Ardis zupfte eine der feuchten, wirren Haarsträhnen aus ihrer blassen Stirn. Es war nicht verwunderlich, dass man sie abwies. In ihrer zerlumpten Kleidung, dem hohlwangigen Gesicht mit den übergroß wirkenden Kinderaugen, die einen unpassend distanzierten Ausdruck zur Schau trugen, hielt jeder sie auf Abstand. Sie wirkte immer noch wesentlich jünger als sie tatsächlich war, aber der Bonus ihrer Kindheit war dahin. Wo man für ein kleines Mädchen für gewöhnlich Mitleid empfand, es wie eine streunende Katze fütterte, brachte man für eine erwachsene Streunerin meist nur noch einen misstrauischen Blick auf. In Städten war es einfacher gewesen, niemand außer der Wache kümmerte sich um Fremde, manchmal erhielt sie sogar Arbeit. Doch hier auf dem Land, irgendwo zwischen Ventria und Borast, folgten ihr misstrauische Blicke. Verirrte sich dann noch ein Lichstrahl auf ihr braunes Haar und ließ das tiefe Rot darin aufleuchten, geriet sie noch rascher in Verruf. Es musste nur zur Unzeit Vieh gestorben, ein Kind erkrankt sein oder schlichter Dauerregen das Land überziehen.

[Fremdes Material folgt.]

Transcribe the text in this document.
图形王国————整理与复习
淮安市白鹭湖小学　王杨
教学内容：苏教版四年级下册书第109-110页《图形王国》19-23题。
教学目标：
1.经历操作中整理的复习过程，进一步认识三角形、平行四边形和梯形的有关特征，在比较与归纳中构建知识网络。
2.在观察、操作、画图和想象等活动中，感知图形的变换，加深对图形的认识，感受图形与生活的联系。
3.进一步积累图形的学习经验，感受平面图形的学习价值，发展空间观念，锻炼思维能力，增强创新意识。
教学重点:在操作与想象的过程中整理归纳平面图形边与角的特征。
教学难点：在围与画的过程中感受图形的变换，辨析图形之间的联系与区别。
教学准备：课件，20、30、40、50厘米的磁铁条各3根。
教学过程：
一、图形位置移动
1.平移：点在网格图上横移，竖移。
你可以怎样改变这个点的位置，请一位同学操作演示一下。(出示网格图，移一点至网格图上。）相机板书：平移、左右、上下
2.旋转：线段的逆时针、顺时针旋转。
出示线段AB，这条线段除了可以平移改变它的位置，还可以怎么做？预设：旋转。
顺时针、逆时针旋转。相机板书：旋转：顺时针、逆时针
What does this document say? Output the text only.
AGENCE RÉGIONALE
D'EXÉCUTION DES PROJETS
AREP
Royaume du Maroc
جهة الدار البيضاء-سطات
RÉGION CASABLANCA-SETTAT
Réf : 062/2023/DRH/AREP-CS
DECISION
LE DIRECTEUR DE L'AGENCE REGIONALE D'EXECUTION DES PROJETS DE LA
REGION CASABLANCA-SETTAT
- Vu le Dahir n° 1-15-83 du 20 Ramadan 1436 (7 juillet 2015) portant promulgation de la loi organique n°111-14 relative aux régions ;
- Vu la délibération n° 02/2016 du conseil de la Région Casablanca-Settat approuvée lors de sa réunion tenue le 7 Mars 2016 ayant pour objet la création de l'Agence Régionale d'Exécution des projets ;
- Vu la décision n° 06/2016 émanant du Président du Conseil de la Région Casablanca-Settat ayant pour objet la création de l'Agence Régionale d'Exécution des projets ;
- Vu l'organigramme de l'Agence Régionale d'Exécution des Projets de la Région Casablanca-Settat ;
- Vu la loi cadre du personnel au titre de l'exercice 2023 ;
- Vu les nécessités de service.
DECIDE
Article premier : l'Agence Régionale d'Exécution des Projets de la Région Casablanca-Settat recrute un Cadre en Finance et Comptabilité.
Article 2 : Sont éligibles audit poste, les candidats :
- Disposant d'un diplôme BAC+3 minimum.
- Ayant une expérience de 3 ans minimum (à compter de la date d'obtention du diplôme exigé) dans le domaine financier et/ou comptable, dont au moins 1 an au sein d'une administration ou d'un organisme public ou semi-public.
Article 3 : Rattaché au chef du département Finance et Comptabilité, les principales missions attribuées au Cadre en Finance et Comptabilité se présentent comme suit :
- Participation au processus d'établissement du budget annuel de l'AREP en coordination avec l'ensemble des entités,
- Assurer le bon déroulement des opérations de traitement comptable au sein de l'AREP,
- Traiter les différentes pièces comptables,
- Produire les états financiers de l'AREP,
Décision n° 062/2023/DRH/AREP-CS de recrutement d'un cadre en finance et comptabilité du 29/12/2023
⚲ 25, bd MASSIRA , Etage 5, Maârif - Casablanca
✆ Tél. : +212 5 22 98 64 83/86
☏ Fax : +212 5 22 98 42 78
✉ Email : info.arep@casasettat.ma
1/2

Es war eine der ersten Lektionen die sie verinnerlicht hatte: Wo Erklärungen fehlten, fiel die Schuld immer auf den Außenseiter. Und sie selbst würde immer außerhalb stehen, alleine und ohne den Rückhalt einer Familie. Selbstmitleid ertränkte sie allerdings rigoros bei den ersten Anzeichen. Es war eine Tatsache, kein Grund daran zu verzweifeln. Einsamkeit bedeutete auch Stärke, Sicherheit. Selbst wenn die Angst, vermischt mit Sehnsucht am Bollwerk ihrer Seele heulte, daran in langen Nächten nagte, war sie nicht bereit ihr ein Leben zum Fraß vorzuwerfen. Ardis klammerte sich an ihre Existenz, ein hungriger, gieriger Wolf. Sie mochte erbärmlich sein, aber es war ihre. Und sie war voller Fragen.
Warum war der Astreyon so unregelmässig am Firmament zu beobachten, während der Vitamalin beständig seine Bahn zog? Warum wurden manche Menschen krank, starben an Seuchen während andere verschont blieben? Was war Magie? Welcher Art war dieser Fluch, der sie getroffen hatte?

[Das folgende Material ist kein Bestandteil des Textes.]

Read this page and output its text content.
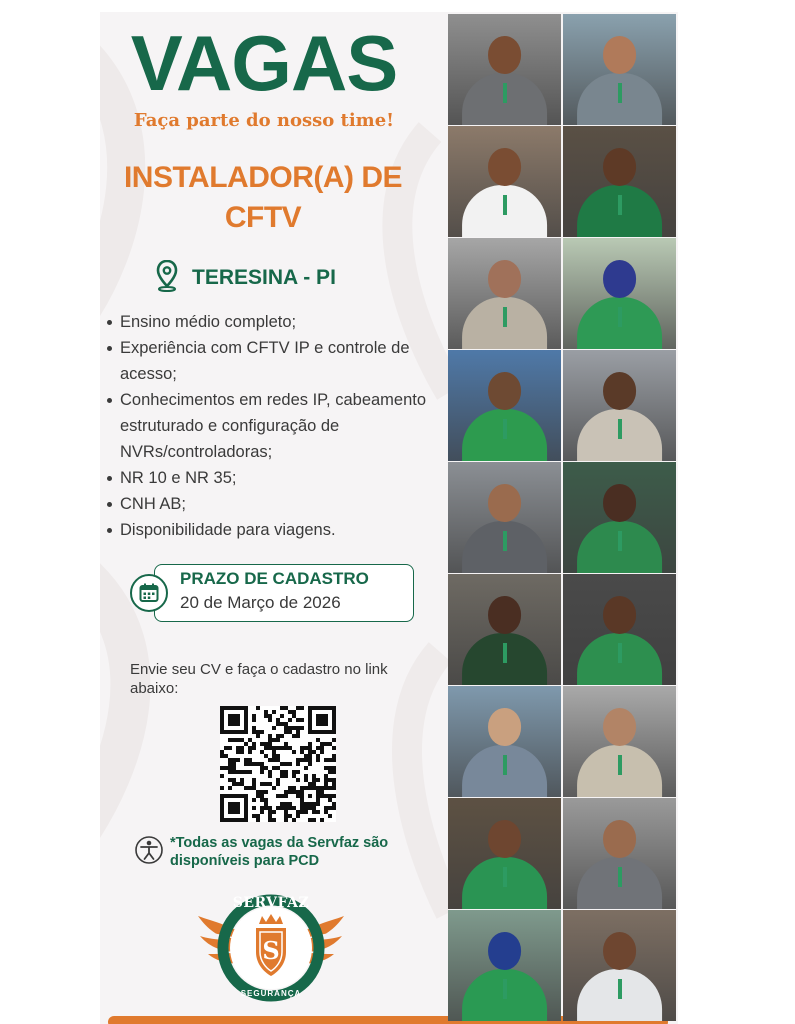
VAGAS
Faça parte do nosso time!
INSTALADOR(A) DE
CFTV
TERESINA - PI
Ensino médio completo;
Experiência com CFTV IP e controle de acesso;
Conhecimentos em redes IP, cabeamento estruturado e configuração de NVRs/controladoras;
NR 10 e NR 35;
CNH AB;
Disponibilidade para viagens.
PRAZO DE CADASTRO
20 de Março de 2026
Envie seu CV e faça o cadastro no link abaixo:
*Todas as vagas da Servfaz são disponíveis para PCD
S
SERVFAZ
SEGURANÇA
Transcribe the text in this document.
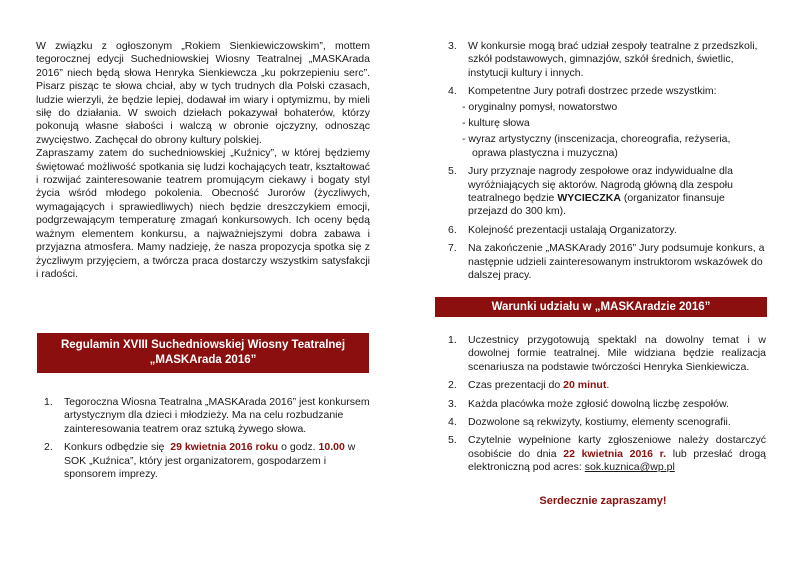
W związku z ogłoszonym „Rokiem Sienkiewiczowskim”, mottem tegorocznej edycji Suchedniowskiej Wiosny Teatralnej „MASKArada 2016” niech będą słowa Henryka Sienkiewcza „ku pokrzepieniu serc”. Pisarz pisząc te słowa chciał, aby w tych trudnych dla Polski czasach, ludzie wierzyli, że będzie lepiej, dodawał im wiary i optymizmu, by mieli siłę do działania. W swoich dziełach pokazywał bohaterów, którzy pokonują własne słabości i walczą w obronie ojczyzny, odnosząc zwycięstwo. Zachęcał do obrony kultury polskiej.

Zapraszamy zatem do suchedniowskiej „Kuźnicy”, w której będziemy świętować możliwość spotkania się ludzi kochających teatr, kształtować i rozwijać zainteresowanie teatrem promującym ciekawy i bogaty styl życia wśród młodego pokolenia. Obecność Jurorów (życzliwych, wymagających i sprawiedliwych) niech będzie dreszczykiem emocji, podgrzewającym temperaturę zmagań konkursowych. Ich oceny będą ważnym elementem konkursu, a najważniejszymi dobra zabawa i przyjazna atmosfera. Mamy nadzieję, że nasza propozycja spotka się z życzliwym przyjęciem, a twórcza praca dostarczy wszystkim satysfakcji i radości.

Regulamin XVIII Suchedniowskiej Wiosny Teatralnej
„MASKArada 2016”
1. Tegoroczna Wiosna Teatralna „MASKArada 2016” jest konkursem artystycznym dla dzieci i młodzieży. Ma na celu rozbudzanie zainteresowania teatrem oraz sztuką żywego słowa.
2. Konkurs odbędzie się 29 kwietnia 2016 roku o godz. 10.00 w SOK „Kuźnica”, który jest organizatorem, gospodarzem i sponsorem imprezy.
3. W konkursie mogą brać udział zespoły teatralne z przedszkoli, szkół podstawowych, gimnazjów, szkół średnich, świetlic, instytucji kultury i innych.
4. Kompetentne Jury potrafi dostrzec przede wszystkim:
- oryginalny pomysł, nowatorstwo
- kulturę słowa
- wyraz artystyczny (inscenizacja, choreografia, reżyseria,
oprawa plastyczna i muzyczna)
5. Jury przyznaje nagrody zespołowe oraz indywidualne dla wyróżniających się aktorów. Nagrodą główną dla zespołu teatralnego będzie WYCIECZKA (organizator finansuje przejazd do 300 km).
6. Kolejność prezentacji ustalają Organizatorzy.
7. Na zakończenie „MASKArady 2016” Jury podsumuje konkurs, a następnie udzieli zainteresowanym instruktorom wskazówek do dalszej pracy.
Warunki udziału w „MASKAradzie 2016”
1. Uczestnicy przygotowują spektakl na dowolny temat i w dowolnej formie teatralnej. Mile widziana będzie realizacja scenariusza na podstawie twórczości Henryka Sienkiewicza.
2. Czas prezentacji do 20 minut.
3. Każda placówka może zgłosić dowolną liczbę zespołów.
4. Dozwolone są rekwizyty, kostiumy, elementy scenografii.
5. Czytelnie wypełnione karty zgłoszeniowe należy dostarczyć osobiście do dnia 22 kwietnia 2016 r. lub przesłać drogą elektroniczną pod acres: sok.kuznica@wp.pl
Serdecznie zapraszamy!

Und warum schmerzte die alte Wunde an ihrem Bein immer noch bei feuchtem Wetter? Ardis zog ihre Lippen zu einem schmalen Strich und quälte sich weiter über die unwegsame Strasse. Man konnte am Horizont bereits über einer Hügelkuppe hohe Baumwipfel ausmachen, unter denen sich ein teilweise geschütztes Lager für die Nacht finden lassen würde.

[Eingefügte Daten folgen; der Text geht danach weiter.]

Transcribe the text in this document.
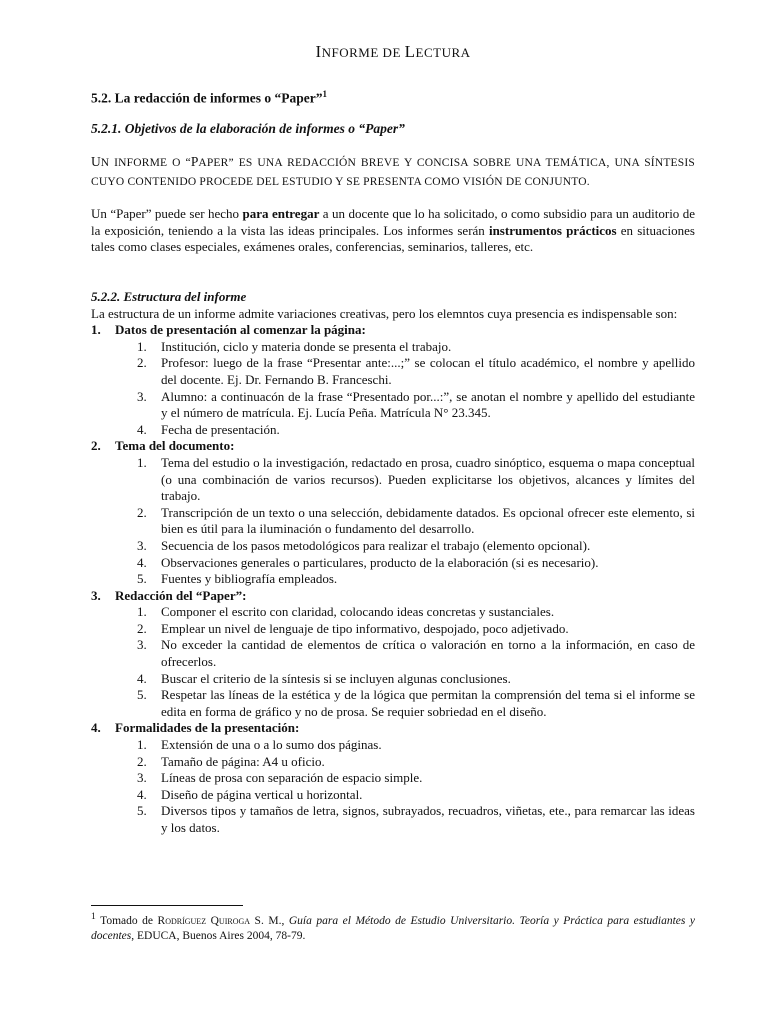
INFORME DE LECTURA
5.2. La redacción de informes o “Paper”$^1$
5.2.1. Objetivos de la elaboración de informes o “Paper”
UN INFORME O “PAPER” ES UNA REDACCIÓN BREVE Y CONCISA SOBRE UNA TEMÁTICA, UNA SÍNTESIS CUYO CONTENIDO PROCEDE DEL ESTUDIO Y SE PRESENTA COMO VISIÓN DE CONJUNTO.
Un “Paper” puede ser hecho para entregar a un docente que lo ha solicitado, o como subsidio para un auditorio de la exposición, teniendo a la vista las ideas principales. Los informes serán instrumentos prácticos en situaciones tales como clases especiales, exámenes orales, conferencias, seminarios, talleres, etc.
5.2.2. Estructura del informe
La estructura de un informe admite variaciones creativas, pero los elemntos cuya presencia es indispensable son:
1.	Datos de presentación al comenzar la página:
1.	Institución, ciclo y materia donde se presenta el trabajo.
2.	Profesor: luego de la frase “Presentar ante:...;” se colocan el título académico, el nombre y apellido del docente. Ej. Dr. Fernando B. Franceschi.
3.	Alumno: a continuacón de la frase “Presentado por...:”, se anotan el nombre y apellido del estudiante y el número de matrícula. Ej. Lucía Peña. Matrícula N° 23.345.
4.	Fecha de presentación.
2.	Tema del documento:
1.	Tema del estudio o la investigación, redactado en prosa, cuadro sinóptico, esquema o mapa conceptual (o una combinación de varios recursos). Pueden explicitarse los objetivos, alcances y límites del trabajo.
2.	Transcripción de un texto o una selección, debidamente datados. Es opcional ofrecer este elemento, si bien es útil para la iluminación o fundamento del desarrollo.
3.	Secuencia de los pasos metodológicos para realizar el trabajo (elemento opcional).
4.	Observaciones generales o particulares, producto de la elaboración (si es necesario).
5.	Fuentes y bibliografía empleados.
3.	Redacción del “Paper”:
1.	Componer el escrito con claridad, colocando ideas concretas y sustanciales.
2.	Emplear un nivel de lenguaje de tipo informativo, despojado, poco adjetivado.
3.	No exceder la cantidad de elementos de crítica o valoración en torno a la información, en caso de ofrecerlos.
4.	Buscar el criterio de la síntesis si se incluyen algunas conclusiones.
5.	Respetar las líneas de la estética y de la lógica que permitan la comprensión del tema si el informe se edita en forma de gráfico y no de prosa. Se requier sobriedad en el diseño.
4.	Formalidades de la presentación:
1.	Extensión de una o a lo sumo dos páginas.
2.	Tamaño de página: A4 u oficio.
3.	Líneas de prosa con separación de espacio simple.
4.	Diseño de página vertical u horizontal.
5.	Diversos tipos y tamaños de letra, signos, subrayados, recuadros, viñetas, ete., para remarcar las ideas y los datos.
$^1$ Tomado de Rodríguez Quiroga S. M., Guía para el Método de Estudio Universitario. Teoría y Práctica para estudiantes y docentes, EDUCA, Buenos Aires 2004, 78-79.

~Der Weg ist nicht das Ziel~
Obwohl ihr Bein weiterhin ein dumpfes Pochen durch Knie und Oberschenkel aussandte, ebbte der Schmerz langsam auf erträgliches Maß ab. Die Sonne stahl sich durch die endlosen Wolkenbänke der vergangenen Wochen und zauberte in ihrem Untergehen ein farbenprächtiges Schauspiel an den Horizont. Die harte Linie um ihre Lippen lockerte sich, ließ den weichen Schwung in der Mitte wieder aus der Umklammerung von Sorgen und Müdigkeit. Einen Augenblick gönnte sie sich Ruhe, die klare Abendluft einatmend und das idyllische Farbenspiel auf sich wirken lassend. Etwas wie Euphorie kroch langsam durch ihre Adern, ließ ein Lächeln in ihren Mundwinkeln aufkeimen. Tare näherte sich der neuerlichen Wiederkehr Vitamas, ein Neubeginn. Ardis war nicht naiv genug, diesen Neubeginn auch auf sich zu beziehen. Dennoch genoß sie für diesen kurzen Augenblick die Möglichkeit, ihre Suche könnte zu einem Ende finden und die Last von ihr genommen werden.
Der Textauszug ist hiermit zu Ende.